The remains were excavated in 1985 and maintained in an environment protected from light and humidity. In 2005, after taking precautions to avoid contamination with exogenous DNA or cross-contamination between samples, we collected ≈6 cm of a rib fragment from AM1. All experiments were conducted in a restricted area that was isolated from the major laboratory, where post-PCR experiments were performed. T. cruzi had never been used in either laboratory. Mitochondrial DNA haplotypes of laboratory staff were determined to control contamination. PCR-positive controls (T. cruzi) were not used. The rib surface was gently scraped to remove impurities and decontaminated with bleach (6% NaOCl) and UV light (15 min for each side). We processed 300 mg of bone powder according to the extraction protocol of dehybernation B solution of the Geneclean Kit for Ancient DNA (Bio101, La Jolla, CA, USA). By using specific set of primers (6), a 350-bp miniexon gene fragment was successfully recovered by PCR (Figure); the fragment corresponded to the T. cruzi I lineage, according to miniexon gene typing assay (6). Moreover, nucleotide sequence analysis (341 bp) (GenBank accession no. EF626693), showed 98% similarity with T. cruzi I sequences in GenBank. Additionally, total aDNA hybridization with T. cruzi probes (miniexon and total kinetoplast DNA) confirmed the infection. Sequence analysis of the human mitochondrial DNA HVS-I region characterized this person as belonging to haplogroup B (GenBank accession no. EU359272), one of the founder human haplogroups in the Americas.
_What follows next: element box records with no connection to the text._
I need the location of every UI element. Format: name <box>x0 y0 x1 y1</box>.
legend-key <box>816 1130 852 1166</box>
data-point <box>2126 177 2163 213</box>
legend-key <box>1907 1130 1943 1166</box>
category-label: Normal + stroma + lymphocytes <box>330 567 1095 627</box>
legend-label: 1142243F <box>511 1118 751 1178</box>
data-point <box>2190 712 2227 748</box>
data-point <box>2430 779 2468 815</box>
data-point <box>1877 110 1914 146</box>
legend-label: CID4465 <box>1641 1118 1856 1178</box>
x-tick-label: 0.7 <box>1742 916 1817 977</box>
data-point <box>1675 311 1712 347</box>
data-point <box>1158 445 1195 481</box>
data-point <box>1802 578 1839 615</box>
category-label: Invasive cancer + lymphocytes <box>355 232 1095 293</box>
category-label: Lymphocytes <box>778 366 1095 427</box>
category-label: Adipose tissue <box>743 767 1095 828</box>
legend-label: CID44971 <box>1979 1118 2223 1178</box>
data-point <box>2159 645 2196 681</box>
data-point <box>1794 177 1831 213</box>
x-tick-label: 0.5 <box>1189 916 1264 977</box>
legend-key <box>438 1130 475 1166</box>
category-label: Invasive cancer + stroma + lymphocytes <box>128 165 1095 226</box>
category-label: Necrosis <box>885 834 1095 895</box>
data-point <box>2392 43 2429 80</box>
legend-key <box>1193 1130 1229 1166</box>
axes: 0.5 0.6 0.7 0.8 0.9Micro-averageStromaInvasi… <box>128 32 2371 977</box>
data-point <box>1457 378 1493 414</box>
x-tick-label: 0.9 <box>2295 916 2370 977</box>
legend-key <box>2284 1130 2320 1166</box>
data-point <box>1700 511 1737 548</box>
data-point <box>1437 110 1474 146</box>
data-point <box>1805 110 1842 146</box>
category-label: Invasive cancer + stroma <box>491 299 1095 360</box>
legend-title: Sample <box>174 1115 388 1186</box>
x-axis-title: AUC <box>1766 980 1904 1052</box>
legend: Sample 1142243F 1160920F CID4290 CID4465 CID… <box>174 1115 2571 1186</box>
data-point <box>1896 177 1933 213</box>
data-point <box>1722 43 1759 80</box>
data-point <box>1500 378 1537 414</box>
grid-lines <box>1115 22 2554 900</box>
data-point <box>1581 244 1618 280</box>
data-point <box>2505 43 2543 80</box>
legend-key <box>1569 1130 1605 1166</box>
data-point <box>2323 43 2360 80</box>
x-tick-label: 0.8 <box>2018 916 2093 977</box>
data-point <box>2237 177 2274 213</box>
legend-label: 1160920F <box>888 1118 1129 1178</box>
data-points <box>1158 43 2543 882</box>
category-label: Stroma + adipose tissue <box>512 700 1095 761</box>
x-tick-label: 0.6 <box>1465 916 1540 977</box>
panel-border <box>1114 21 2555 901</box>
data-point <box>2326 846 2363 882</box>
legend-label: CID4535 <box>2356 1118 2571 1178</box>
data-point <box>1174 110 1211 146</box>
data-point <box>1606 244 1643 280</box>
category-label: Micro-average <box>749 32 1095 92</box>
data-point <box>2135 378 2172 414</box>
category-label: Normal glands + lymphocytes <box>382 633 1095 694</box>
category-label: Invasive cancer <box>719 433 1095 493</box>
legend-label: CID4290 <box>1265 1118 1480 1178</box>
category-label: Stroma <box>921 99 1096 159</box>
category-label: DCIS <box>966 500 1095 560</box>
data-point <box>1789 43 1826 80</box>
The antiquity of human T. cruzi infection in South America has been demonstrated on the basis of paleonthologic studies. Clinical manifestations of Chagas disease were observed in Chilean mummies from pre-Columbian times (7). Moreover, a T. cruzi kinetoplast DNA region was recovered in Chilean and Peruvian mummies from up to 9,000 years ago (8,9).

In Brazil, the current epidemiologic scenario concerning Chagas disease in indigenous populations involves ecologic aspects of their settlements, along with nomad habits, which prevent triatomine nesting and, therefore, the infection. The beginning of T. cruzi transmission to humans is attributed to the domiciliation of T. infestans as a consequence of precarious mud dwellings, built after European colonization (10). In this report, we showed that T. cruzi human infection in Brazil is ancient, dating back at least 4,500 years, and therefore occurring in hunter-gatherer populations largely preceding T. infestans domiciliation. The presence of the T. cruzi I genotype infecting humans 4,500–7,000 years ago in Minas Gerais State, where this genotype is currently absent (6), suggests that the distribution pattern of T. cruzi genotypes in humans has changed in time and place. Moreover, the recovery of an aDNA sequence and the possibility of genotyping parasites from human remains make it possible to reconstruct the early dispersion patterns of T. cruzi subpopulations. On the basis of our results, one may speculate that the current outbreaks of human T. cruzi infection, independent of triatomine domiciliation, are the reemergence of the ancient epidemiologic scenario of Chagas disease in Brazil.